Zaman geçtikçe değişen yeme düzenimiz bugünlerde tehlike altında. Sağlığımızı koruyabilmek oldukça güçleşmiş vaziyette. Temel ihtiyaçlarımızdan biri olan yemek yeme faaliyetimiz günümüzde açlık sınırı altında olan bireylerde sadece karnı tok tutmak pahasına yapılan bir rutin oldu. Sağlıklı diyebileceğimiz temel gıdalar; meyve ve sebzeler, bakliyatlar ve süt ürünleri bile artık zararlı.

Geçmişe gittikçe günümüzde üç öğün olan yemek yeme düzeni iki öğün ve bir öğüne kadar iniyor. Öğün sayısının bir veya birden fazla oluşunu farklı görüşlerle tartışabiliriz. Fakat bu farklı bir yazının konusu olur. Bu yazımın konusu: Sağlığımızın nasıl tehlikede olduğunun tükettiğimiz besinler yönünden küçük çaplı incelenmesidir.
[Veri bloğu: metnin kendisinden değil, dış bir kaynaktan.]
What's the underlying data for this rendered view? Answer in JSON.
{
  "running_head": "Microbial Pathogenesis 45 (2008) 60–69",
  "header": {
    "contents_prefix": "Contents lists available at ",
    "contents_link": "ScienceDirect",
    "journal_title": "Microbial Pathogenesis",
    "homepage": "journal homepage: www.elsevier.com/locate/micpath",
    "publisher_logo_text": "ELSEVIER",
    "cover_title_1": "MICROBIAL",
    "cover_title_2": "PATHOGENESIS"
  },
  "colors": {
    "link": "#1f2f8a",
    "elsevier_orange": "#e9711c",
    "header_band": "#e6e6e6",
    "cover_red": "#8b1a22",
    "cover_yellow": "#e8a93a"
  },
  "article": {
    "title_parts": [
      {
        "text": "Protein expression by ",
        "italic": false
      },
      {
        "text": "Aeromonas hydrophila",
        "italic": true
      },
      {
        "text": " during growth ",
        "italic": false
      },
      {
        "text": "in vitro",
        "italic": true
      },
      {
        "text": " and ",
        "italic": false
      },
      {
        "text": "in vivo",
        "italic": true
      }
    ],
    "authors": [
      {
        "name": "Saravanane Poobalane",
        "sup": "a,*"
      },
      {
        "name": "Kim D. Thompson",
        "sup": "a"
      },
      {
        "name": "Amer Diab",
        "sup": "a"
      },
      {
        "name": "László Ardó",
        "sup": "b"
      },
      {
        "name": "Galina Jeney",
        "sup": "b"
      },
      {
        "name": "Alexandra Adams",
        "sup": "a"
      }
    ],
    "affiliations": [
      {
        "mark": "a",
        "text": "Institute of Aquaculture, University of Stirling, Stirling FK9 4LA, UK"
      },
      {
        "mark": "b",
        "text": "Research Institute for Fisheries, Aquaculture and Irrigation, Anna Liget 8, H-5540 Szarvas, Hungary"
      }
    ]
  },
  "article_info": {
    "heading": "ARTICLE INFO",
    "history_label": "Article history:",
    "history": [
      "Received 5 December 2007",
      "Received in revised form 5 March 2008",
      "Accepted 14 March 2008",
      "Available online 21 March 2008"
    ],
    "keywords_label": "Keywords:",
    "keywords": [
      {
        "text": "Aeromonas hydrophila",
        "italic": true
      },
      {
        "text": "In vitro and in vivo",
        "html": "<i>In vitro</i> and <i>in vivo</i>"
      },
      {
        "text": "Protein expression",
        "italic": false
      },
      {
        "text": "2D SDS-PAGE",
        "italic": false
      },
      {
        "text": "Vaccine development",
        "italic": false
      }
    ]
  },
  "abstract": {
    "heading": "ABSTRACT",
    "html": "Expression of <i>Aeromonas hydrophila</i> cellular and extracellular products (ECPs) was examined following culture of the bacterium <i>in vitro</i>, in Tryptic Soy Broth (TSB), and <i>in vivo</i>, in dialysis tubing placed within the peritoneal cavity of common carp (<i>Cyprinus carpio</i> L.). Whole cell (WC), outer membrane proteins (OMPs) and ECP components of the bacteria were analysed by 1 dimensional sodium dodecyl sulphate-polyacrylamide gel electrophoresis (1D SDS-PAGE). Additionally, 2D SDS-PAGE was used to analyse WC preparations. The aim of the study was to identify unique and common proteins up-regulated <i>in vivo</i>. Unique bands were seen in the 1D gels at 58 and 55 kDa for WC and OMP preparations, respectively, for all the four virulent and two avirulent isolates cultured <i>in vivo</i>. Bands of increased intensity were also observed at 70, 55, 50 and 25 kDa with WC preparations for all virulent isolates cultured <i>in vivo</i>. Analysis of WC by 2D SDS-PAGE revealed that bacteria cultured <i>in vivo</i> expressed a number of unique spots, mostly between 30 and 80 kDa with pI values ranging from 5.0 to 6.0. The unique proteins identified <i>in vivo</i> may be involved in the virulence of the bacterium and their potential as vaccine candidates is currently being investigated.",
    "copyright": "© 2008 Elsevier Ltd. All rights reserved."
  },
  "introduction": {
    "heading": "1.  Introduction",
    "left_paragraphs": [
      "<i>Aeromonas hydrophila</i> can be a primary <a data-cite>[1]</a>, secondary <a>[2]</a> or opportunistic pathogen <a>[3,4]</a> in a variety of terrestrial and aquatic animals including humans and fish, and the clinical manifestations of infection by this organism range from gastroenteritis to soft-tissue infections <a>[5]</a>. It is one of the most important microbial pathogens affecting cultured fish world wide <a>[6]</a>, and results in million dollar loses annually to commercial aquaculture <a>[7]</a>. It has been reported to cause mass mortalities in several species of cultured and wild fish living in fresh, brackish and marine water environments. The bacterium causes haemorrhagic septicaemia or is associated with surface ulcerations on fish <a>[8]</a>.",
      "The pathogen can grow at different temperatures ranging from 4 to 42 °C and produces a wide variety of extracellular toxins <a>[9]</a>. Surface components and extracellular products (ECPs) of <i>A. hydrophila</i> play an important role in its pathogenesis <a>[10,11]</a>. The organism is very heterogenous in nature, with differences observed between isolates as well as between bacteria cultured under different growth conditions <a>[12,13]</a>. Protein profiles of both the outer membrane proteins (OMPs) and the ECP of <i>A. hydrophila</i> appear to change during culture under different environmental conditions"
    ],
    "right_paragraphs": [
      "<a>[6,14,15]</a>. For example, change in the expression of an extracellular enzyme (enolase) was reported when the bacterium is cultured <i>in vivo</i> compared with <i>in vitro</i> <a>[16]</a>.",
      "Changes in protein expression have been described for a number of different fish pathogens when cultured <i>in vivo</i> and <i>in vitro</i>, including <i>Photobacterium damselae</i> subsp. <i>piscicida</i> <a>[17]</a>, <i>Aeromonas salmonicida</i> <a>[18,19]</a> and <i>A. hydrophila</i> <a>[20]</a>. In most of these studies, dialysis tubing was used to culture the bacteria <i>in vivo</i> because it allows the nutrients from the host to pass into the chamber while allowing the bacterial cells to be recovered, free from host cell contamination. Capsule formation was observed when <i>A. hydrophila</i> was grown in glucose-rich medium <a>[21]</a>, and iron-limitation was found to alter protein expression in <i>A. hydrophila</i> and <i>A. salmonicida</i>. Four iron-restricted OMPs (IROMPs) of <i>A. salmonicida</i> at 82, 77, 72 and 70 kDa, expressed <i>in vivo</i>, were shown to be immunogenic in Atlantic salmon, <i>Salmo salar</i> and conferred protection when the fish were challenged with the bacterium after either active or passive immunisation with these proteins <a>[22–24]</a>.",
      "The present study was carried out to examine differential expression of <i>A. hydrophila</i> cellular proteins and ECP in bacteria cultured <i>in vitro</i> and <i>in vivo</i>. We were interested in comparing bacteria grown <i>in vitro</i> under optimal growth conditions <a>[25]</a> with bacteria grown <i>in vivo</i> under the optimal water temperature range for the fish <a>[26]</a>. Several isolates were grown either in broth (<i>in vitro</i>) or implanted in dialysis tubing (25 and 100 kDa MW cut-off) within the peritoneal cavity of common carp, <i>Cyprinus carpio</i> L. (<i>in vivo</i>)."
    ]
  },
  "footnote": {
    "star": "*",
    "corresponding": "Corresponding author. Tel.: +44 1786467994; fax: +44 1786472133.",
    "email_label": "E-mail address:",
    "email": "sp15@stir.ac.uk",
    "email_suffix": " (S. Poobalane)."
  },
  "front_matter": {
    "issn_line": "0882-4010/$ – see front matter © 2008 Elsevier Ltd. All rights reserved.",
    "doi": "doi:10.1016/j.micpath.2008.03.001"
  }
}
Öğün sayısından yola çıkarak bir olduğu zamanlar av-avcı ilişkisinin olduğu, parasız sağlıklı bir et tüketebildiği zamanalar da diyebiliriz. İki öğüne geçilen zaman insanların geliştiği çağa tekabül ediyor. Birçok yiyecekten mahrumsada sağlıklı yiyeceklerle beslenebiliyor. Son yüzyıllarda ise öğün sayısının en fazla olduğu ve sağlıksız besinin de en fazla olduğu dönem diyebiliriz. Zincir marketlerde janjanlı paketlenmiş ürünler, küçüklüğümde görüp yiyemediğim tropikal meyveler ve dahası reyonları süslüyor. Satışa sunulmuş yiyecek ve içecekler dış güzelliği olup iç güzelliğini yok etmiş insanlar misali. Meyve ve sebzelerin üretiminde kullanılan ilaç fazlalığı ürünlerin ülkemizden ihraç edilemeyip bize farklı yöntemlerle paketli olan başka bir üründe kullanılmasıyla veya direkt kendisi raflarda yerini alıyor. Paketli ürünlerdeyse içerikleri fazlasıyla şok ediyor. Örneğin bir soğuk çay almak için markete gittiğinizde soğuk çayın içeriğini okumanız sizi soğu çay alma isteğinden vazgeçirecektir. İçeriğinde adında olan çay içecekte yüzde bir oranında ekstraktı olarak bulunmaktadır. Tarım ve Orman Bakanlığı kendi sitesinde belirli kıstaslarda usulüne uygun olmayan satıştaki ürünleri yayımlıyor. Lakin ben bunu yeterli bulmuyorum. Çünkü ürünler raflarda bulunmaya yani satışı yapılmaya devam ediyor. İçerikleri yanlış yazılmış ürünler de farkında olmadığımız kadar fazla. Sağlıksız gıdanın marketlerden ziyade bize sunulduğu diğer yerler ise kafeterya ve restoranlar, ihraç edilememiş olan insanların tercihen sevdiği birçok ürün arık bir kahve çeşidinde, bir pastanın kremasında ya da bir yemeğe farklı bir tat ekleme adı atında tüketiciye pazarlanıyor. Öğünümüzün fazlalaştığı ama sağlıksız beslendiğimiz günlerde yediğimiz yemekler hastalıklara daha hızlı sürüklüyor. Artık diyabetimizin olması çok normal karşılanan bir hal aldı.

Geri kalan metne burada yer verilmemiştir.